In order to ensure comparability of results between the computer-delivered tasks and the paper-based tasks that were used in previous PISA assessments (and are still in use in countries that use paper instruments), for the test items common to the two administration modes, the invariance of item characteristics was investigated using statistical procedures.
Most importantly, these included a randomised mode-effect study in the PISA 2015 field trial that compared students’ responses to paper-based and computer-delivered versions of the same test items across equivalent international samples1. The goal was to examine whether test items presented in one mode (e.g. paper-based assessment) function differently when presented in another mode (e.g. computer-based assessment). Results of the mode-effect study showed that for the majority of items, the results supported the comparability across the two modes of assessment (i.e. there were very few samples with any significant differences in difficulty and discrimination parameters between CBA and PBA). For some items, however, the computer-delivered version was found to have a different relationship with student proficiency from the corresponding, original paper version. Such tasks had different difficulty parameters (and sometimes different discrimination parameters) in countries that delivered the test on computer. In effect, this partial invariance approach both accounts for and corrects the potential effect of mode differences on test scores.
Table I.A5.2 shows the number of anchor items that support the reporting of results from the computer-based and paper-based assessments on a common scale. The large number of items with common difficulty and discrimination parameters (i.e “scalar invariant”) indicates a strong link between the scales. This strong link corroborates the validity of mean comparisons across countries that delivered the test in different modes.

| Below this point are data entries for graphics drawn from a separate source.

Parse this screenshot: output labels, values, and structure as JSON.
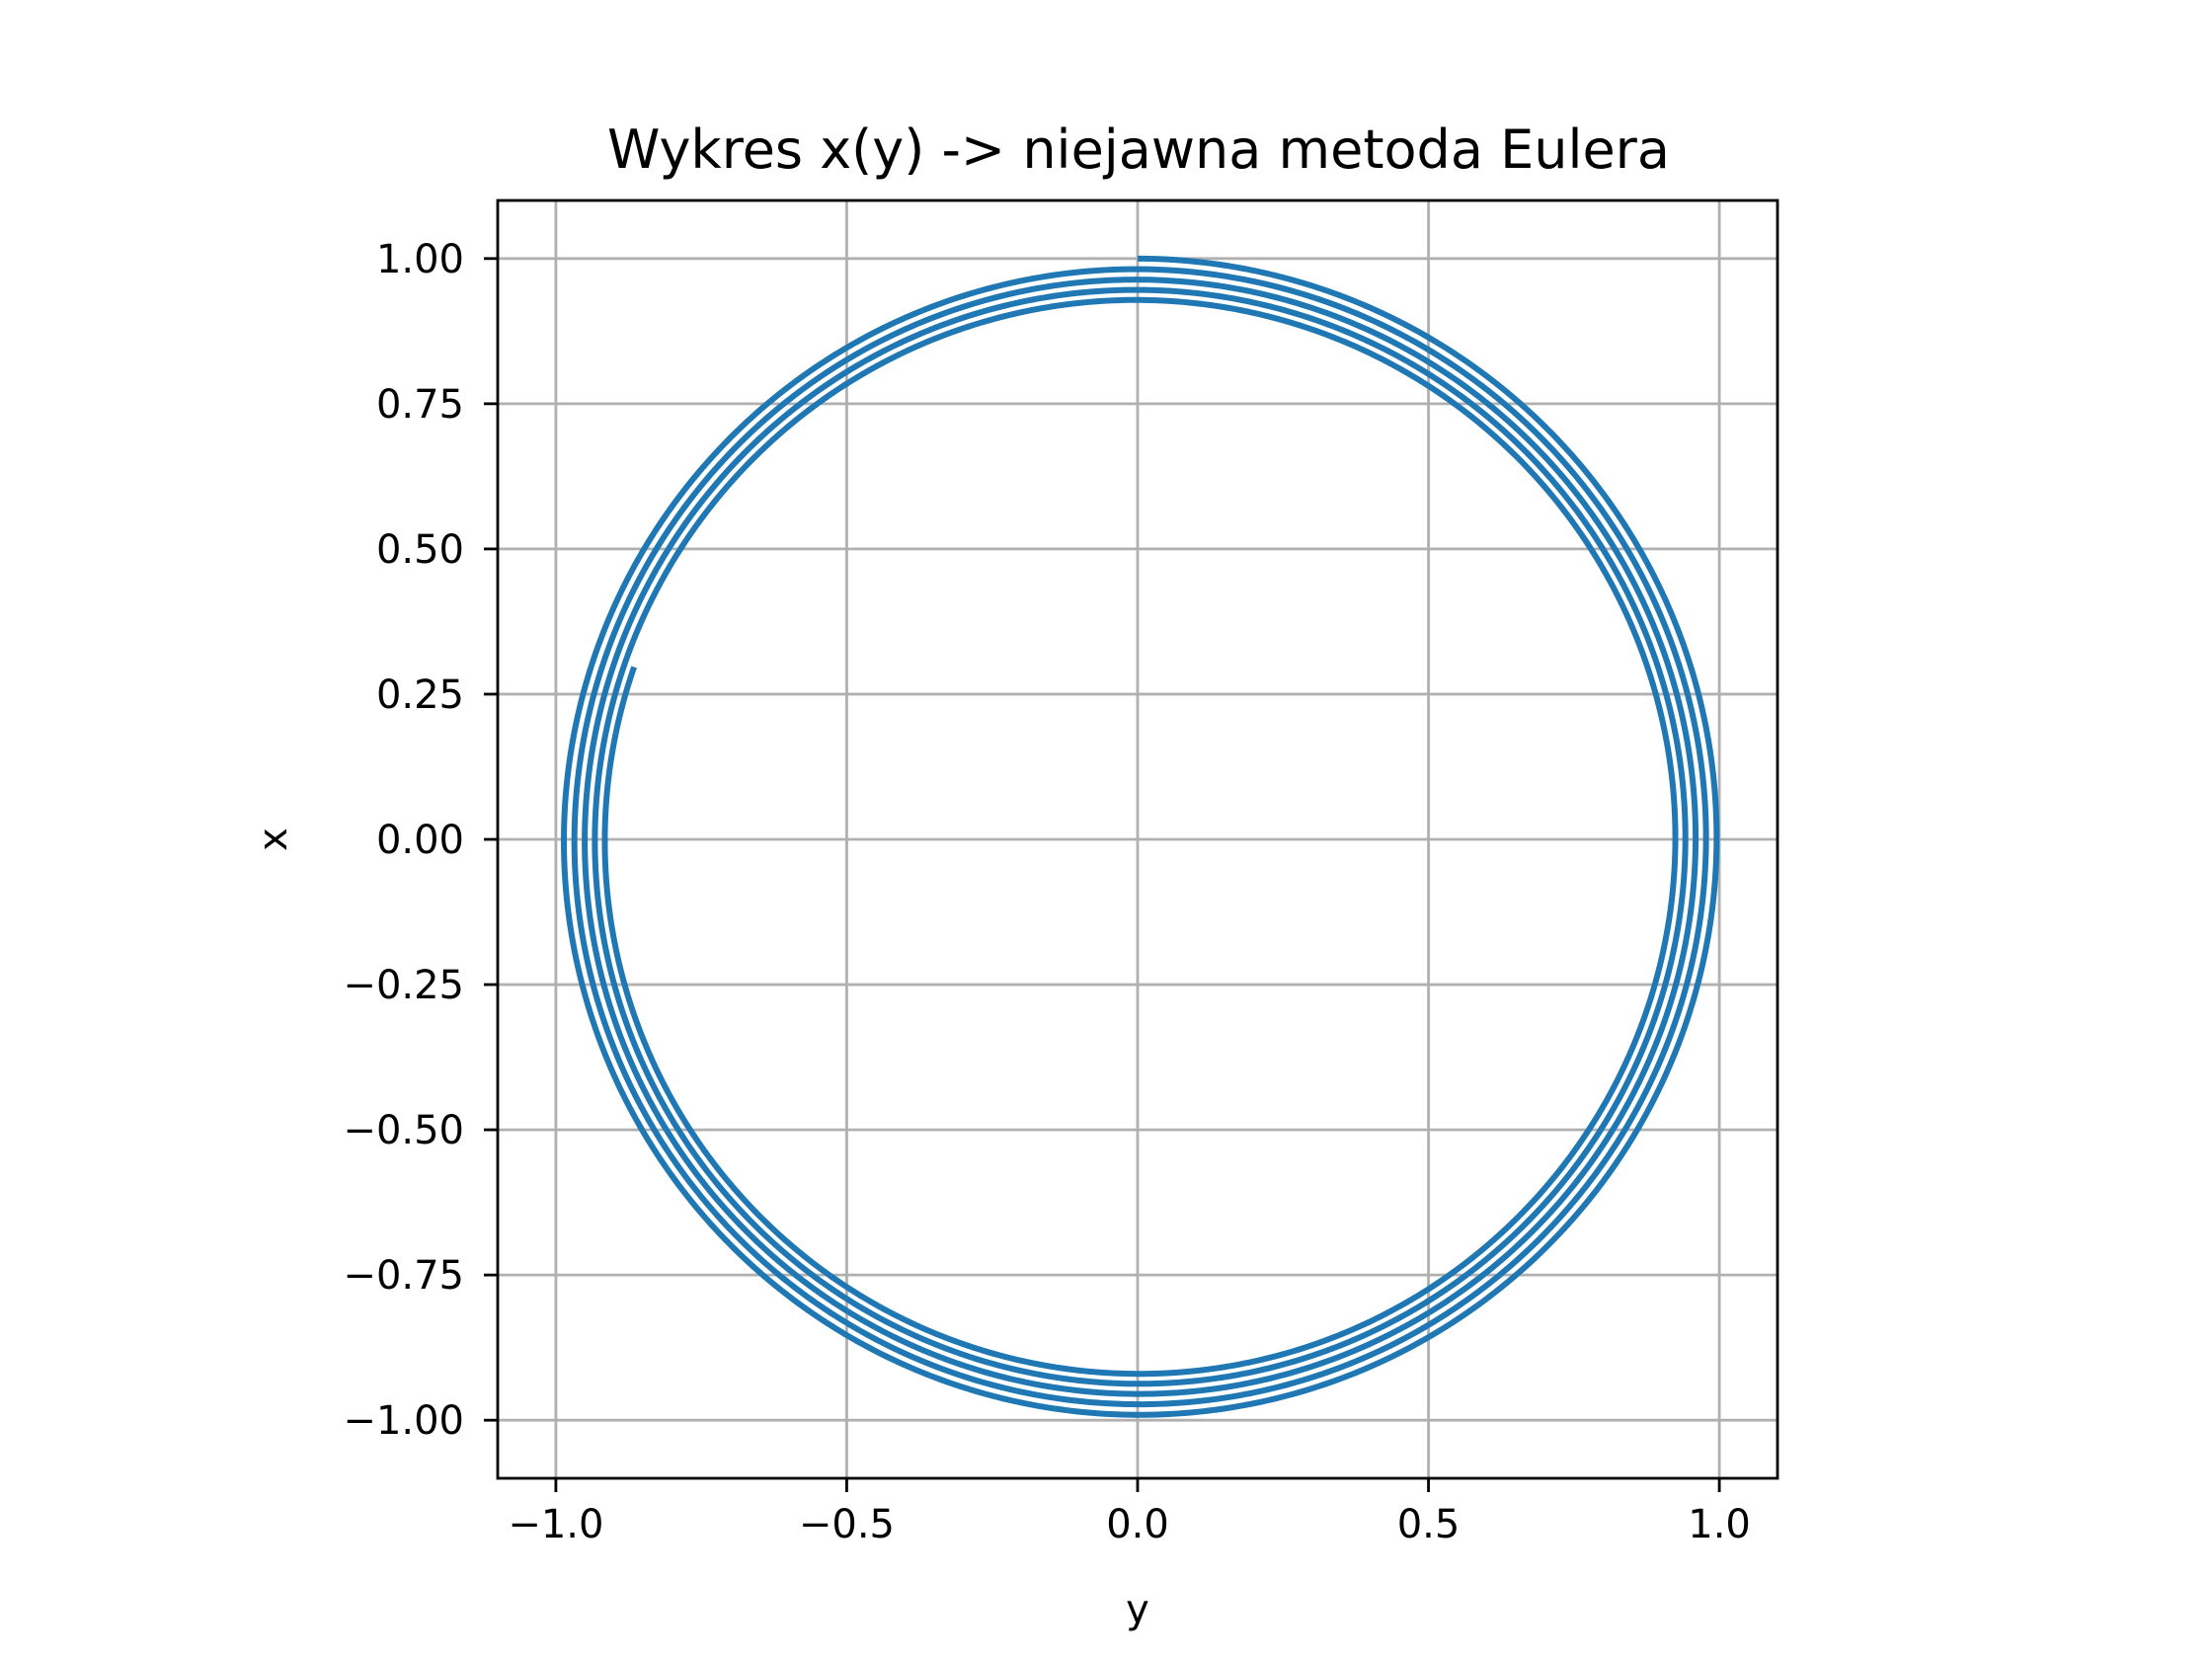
{
  "chart_data": {
    "type": "line",
    "title": "Wykres x(y) -> niejawna metoda Eulera",
    "xlabel": "y",
    "ylabel": "x",
    "xlim": [
      -1.1,
      1.1
    ],
    "ylim": [
      -1.1,
      1.1
    ],
    "xticks": [
      -1.0,
      -0.5,
      0.0,
      0.5,
      1.0
    ],
    "xtick_labels": [
      "−1.0",
      "−0.5",
      "0.0",
      "0.5",
      "1.0"
    ],
    "yticks": [
      1.0,
      0.75,
      0.5,
      0.25,
      0.0,
      -0.25,
      -0.5,
      -0.75,
      -1.0
    ],
    "ytick_labels": [
      "1.00",
      "0.75",
      "0.50",
      "0.25",
      "0.00",
      "−0.25",
      "−0.50",
      "−0.75",
      "−1.00"
    ],
    "grid": true,
    "series": [
      {
        "color": "#1f77b4",
        "description_of_curve": "inward spiral",
        "start": {
          "y": 0.0,
          "x": 1.0
        },
        "end": {
          "y": -0.866,
          "x": 0.297
        },
        "start_radius": 1.0,
        "end_radius": 0.915,
        "turns": 4.2
      }
    ]
  }
}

At the same time, Table I.A5.2 also shows that a large number of items used in the PISA 2022 computer-based tests of reading and, to a lesser extent, science, were not delivered on paper. Caution is therefore required when drawing conclusions about the meaning of scale scores from paper-based tests, when the evidence that supports these conclusions is based on the full set of items. For example, the proficiency of students who sat the PISA 2022 paper-based test of mathematics should be described in terms of the PISA 2012 proficiency levels, not the PISA 2022 proficiency levels. This means, for example, that even though PISA 2022 developed a description of the skills of students who scored below Level 1b in mathematics, it remains unclear whether students who scored within the range of Level 1c on the paper-based tests have acquired these basic mathematics skills.